Axera Neutron NPU Adapts to Llama 3 and Phi-3 Models, Driving Widespread Adoption of Large AI Models
Background
The relentless progress of large AI model technology is fueling the intelligent transformation across diverse industries. Recently, Meta and Microsoft have successively released the groundbreaking Llama 3 and Phi-3 model series. The Llama 3 series includes 8B and 70B variants, while the Phi-3 series offers mini (3.8B), small (7B), and medium (14B) specifications. To provide developers with early access, Axera’s NPU toolchain team has swiftly responded by adapting its AX650N platform to the Llama 3 8B and Phi-3-mini models.
Llama 3
On April 19, 2024, Meta introduced its Meta Llama 3 series of large language models (LLMs), featuring an 8 billion (8B) model and a 70 billion (70B) model. In benchmark tests, the Llama 3 models performed exceptionally well, matching the practicality and safety evaluations of popular closed-source models on the market.
Official website: https://llama.meta.com/llama3
At the architectural level, Llama 3 has opted for a standard decoder-only Transformer architecture, utilizing a tokenizer with a 128K token vocabulary. Llama 3 was trained on over 15 terabytes of public data, with 5 percent being non-English content covering more than 30 languages. The training dataset is seven times larger than that of its predecessor, Llama 2.
According to Meta’s test results, the Llama 3 8B model outperformed the Gemma 7B and Mistral 7B Instruct models across several performance benchmarks, including MMLU, GPQA, and HumanEval. The Llama 3 70B model surpassed the intermediate version of the renowned closed-source model Claude 3, named Sonnet, and achieved a three-to-two victory when compared to Google’s Gemini Pro 1.5.
Chip on Board Outcome
The AX650N has now adapted to the Int8 quantized version of Llama 3 8B. If Int4 quantization is applied, the token throughput per second could double, effectively supporting normal human-computer interaction.
Phi-3
Shortly after the release of Llama 3, competitors quickly emerged with lightweight models capable of running on mobile devices.

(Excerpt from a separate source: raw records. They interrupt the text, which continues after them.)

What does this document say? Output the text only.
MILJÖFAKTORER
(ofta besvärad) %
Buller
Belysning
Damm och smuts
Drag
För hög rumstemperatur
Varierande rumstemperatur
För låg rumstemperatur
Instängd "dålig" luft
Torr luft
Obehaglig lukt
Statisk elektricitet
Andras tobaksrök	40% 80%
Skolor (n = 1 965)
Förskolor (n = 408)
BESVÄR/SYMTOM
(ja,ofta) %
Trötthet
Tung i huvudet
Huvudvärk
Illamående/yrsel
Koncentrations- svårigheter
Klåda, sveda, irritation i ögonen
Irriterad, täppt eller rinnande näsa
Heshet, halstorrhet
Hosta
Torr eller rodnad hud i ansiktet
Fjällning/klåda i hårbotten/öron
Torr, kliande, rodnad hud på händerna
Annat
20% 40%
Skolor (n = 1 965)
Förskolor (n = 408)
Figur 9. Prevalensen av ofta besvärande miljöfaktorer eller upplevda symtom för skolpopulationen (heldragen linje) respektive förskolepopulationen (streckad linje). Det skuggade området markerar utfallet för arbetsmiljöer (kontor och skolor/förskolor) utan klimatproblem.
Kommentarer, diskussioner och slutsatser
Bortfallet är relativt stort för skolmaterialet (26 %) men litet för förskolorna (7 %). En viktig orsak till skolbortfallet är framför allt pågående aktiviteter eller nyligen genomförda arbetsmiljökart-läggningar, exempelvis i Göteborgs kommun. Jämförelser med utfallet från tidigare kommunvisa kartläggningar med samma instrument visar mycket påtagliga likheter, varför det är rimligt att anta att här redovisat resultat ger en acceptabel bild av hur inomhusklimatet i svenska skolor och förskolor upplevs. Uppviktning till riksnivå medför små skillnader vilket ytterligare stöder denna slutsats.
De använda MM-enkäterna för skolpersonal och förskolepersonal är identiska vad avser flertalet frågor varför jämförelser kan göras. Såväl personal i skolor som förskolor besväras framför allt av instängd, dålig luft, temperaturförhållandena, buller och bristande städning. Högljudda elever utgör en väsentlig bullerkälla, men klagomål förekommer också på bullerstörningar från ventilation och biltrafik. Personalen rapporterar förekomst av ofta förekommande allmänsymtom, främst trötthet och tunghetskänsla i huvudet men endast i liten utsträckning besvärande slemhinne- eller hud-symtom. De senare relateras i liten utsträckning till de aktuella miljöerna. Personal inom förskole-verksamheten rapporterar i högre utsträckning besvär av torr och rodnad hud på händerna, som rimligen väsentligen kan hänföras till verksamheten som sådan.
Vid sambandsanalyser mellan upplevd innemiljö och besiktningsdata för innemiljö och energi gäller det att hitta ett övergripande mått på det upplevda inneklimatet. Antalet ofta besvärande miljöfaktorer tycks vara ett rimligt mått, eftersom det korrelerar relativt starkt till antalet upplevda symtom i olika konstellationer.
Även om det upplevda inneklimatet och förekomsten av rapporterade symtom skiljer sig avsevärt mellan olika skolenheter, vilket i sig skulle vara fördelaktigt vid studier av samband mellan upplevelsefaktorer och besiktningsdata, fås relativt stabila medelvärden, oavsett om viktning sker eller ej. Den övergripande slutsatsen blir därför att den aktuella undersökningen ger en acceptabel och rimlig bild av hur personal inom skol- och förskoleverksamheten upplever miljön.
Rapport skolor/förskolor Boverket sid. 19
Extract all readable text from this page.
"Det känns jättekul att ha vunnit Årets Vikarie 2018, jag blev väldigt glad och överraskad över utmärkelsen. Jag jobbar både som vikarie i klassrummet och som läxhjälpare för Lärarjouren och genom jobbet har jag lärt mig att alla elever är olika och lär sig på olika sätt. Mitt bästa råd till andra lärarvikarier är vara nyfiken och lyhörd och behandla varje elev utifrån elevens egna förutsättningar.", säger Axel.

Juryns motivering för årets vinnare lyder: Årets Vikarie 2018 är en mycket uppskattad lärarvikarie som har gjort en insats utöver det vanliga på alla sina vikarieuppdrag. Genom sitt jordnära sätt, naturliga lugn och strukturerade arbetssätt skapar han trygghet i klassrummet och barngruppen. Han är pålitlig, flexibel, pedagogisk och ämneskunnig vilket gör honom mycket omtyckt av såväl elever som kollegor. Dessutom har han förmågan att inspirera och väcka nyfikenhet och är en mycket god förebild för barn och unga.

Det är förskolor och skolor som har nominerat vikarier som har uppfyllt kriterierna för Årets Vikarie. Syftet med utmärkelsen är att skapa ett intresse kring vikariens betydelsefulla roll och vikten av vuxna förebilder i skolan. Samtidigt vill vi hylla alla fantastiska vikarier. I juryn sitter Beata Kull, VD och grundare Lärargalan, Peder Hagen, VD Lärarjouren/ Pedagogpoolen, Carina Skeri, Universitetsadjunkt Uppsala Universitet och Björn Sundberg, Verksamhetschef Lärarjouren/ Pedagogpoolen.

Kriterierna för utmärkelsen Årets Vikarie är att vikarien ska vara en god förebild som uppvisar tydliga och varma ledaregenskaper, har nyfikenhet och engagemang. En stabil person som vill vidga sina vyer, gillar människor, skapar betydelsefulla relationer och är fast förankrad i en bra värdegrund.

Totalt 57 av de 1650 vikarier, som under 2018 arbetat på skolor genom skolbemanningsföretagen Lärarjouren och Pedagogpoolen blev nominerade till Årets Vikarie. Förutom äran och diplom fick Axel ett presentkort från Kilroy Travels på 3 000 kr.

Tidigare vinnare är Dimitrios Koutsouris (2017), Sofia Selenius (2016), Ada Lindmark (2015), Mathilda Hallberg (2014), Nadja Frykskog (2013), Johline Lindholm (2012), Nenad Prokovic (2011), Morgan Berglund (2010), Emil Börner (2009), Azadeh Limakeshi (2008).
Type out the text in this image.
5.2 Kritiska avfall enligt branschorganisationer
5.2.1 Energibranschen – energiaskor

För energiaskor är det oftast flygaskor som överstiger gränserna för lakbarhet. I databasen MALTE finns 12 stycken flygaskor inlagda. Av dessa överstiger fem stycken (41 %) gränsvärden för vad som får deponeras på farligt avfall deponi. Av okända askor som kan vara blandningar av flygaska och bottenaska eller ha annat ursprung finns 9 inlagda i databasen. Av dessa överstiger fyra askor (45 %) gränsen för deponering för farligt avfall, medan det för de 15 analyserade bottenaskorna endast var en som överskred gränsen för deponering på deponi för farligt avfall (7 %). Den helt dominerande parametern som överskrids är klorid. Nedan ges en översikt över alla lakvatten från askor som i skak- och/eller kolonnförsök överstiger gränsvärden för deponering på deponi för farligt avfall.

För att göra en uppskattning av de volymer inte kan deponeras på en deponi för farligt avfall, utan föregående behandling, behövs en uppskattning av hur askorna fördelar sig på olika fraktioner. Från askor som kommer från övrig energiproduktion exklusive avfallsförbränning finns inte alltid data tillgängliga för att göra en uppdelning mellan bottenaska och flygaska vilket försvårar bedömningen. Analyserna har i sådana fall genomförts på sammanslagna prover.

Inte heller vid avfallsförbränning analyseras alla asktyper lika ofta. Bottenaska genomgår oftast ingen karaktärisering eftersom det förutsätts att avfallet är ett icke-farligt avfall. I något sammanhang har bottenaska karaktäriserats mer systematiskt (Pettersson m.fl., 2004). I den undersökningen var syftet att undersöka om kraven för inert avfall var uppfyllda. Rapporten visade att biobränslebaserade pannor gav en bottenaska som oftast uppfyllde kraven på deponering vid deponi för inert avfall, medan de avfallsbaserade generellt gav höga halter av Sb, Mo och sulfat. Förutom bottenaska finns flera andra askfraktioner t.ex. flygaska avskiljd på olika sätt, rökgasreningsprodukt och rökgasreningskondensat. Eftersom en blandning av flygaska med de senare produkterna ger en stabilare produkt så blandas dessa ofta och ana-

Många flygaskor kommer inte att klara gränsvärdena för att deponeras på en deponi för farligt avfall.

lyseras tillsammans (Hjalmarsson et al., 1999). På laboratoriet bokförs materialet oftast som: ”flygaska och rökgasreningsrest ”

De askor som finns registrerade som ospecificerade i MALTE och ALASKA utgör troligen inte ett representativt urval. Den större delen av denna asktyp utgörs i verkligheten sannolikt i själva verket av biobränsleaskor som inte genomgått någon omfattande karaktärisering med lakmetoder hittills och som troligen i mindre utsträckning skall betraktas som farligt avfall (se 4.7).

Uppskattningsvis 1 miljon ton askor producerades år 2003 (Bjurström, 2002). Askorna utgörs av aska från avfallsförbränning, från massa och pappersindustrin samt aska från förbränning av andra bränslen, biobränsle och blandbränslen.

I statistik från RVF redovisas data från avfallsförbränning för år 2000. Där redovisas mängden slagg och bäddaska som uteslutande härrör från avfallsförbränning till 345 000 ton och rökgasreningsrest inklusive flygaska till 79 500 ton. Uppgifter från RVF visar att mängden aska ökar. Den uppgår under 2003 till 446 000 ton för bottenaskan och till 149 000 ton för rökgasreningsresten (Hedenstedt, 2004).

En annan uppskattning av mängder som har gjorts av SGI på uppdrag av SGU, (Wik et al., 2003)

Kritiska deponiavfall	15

On April 23, 2024, Microsoft released its self-developed small-sized model Phi-3. Although Phi-3-mini has been optimized for deployment on mobile phones, its performance can rival models such as Mixtral 8x7B and GPT-3.5. Microsoft stated that the key innovation lies in using a higher-quality training dataset.
Online DEMO:
https://ai.azure.com/explore/models/Phi-3-mini-4k-instruct/version/2/registry/azureml
Chip on Board Outcome
The AX650N has now completed adaptation for the Int8 quantized version of Phi-3-mini, effectively supporting normal human-computer interaction.
Other Outcomes
The AX650N’s swift adaptation to Llama 3 and Phi-3 can be attributed to the team's behind-the-scenes completion of support and optimization for LLMs in the existing NPU toolchain earlier this year. In addition to Llama 3, adaptations for other mainstream open-source LLMs have been completed so far, including Llama 2, TinyLlama, Phi-2, Qwen1.5, and ChatGLM3.
The related outcomes have been released to the developer community (https://github.com/AXERA-TECH/ax-llm), inviting enthusiasts to explore and experiment.
Follow-up plan
The year 2024 marks the inaugural year of AIPC, and we will be offering more solutions for common applications in AIPC. Leveraging the high energy efficiency of the Axera Neutron NPU, we enable cost-effective local deployment of various exciting LLMs, making large models affordable for everyone. This deeply embodies our commitment to the mission “AI for All, AI for a Better World.”